Roll forming is a one-sided process, which means that the male and female rolls only engage with the material at the corners of the shape. This allows for tight, accurate radii when using a welded roll form system. Discrepancies between opposite or adjacent corner radii in a welded tube may occur because the mill tooling does not provide support on the inside of the shape, causing the workpiece to reshape and crown as it is drawn through the process.
Because of this, it is important for forming rolls to have good sliding properties with high load-bearing capacity and low coefficient of friction. For these applications, aluminum bronze alloys like QA520H and QA900 are ideal due to their combination of high hardness and excellent sliding properties.

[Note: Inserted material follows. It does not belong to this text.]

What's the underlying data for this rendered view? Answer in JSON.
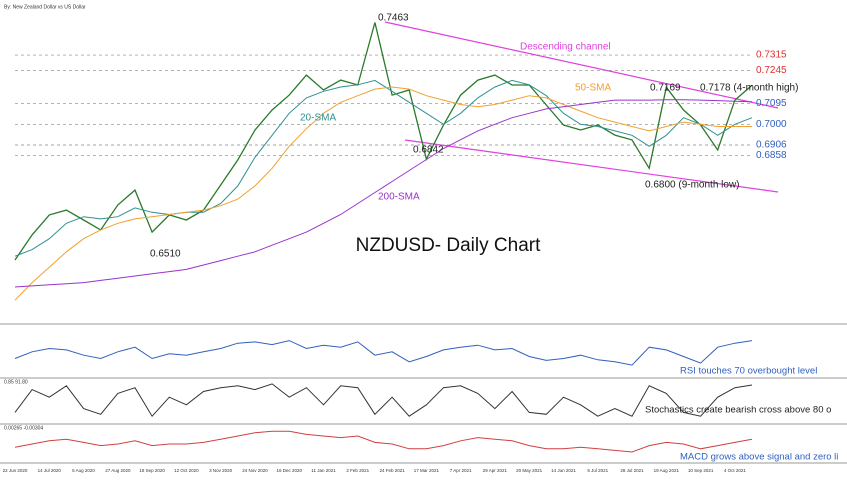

When a roll-forming machine is used to make a nonround shape, it must use an alternating driven pass and idle side pass pattern to reduce springback. Some manufacturers also use a “form square, weld square” process that applies additional pressure during the last step to stabilize the welding. However, for more complex shapes—such as the steel section bars in farm machinery cabs—it is better to use a rolling mill that provides both bending and forming capabilities.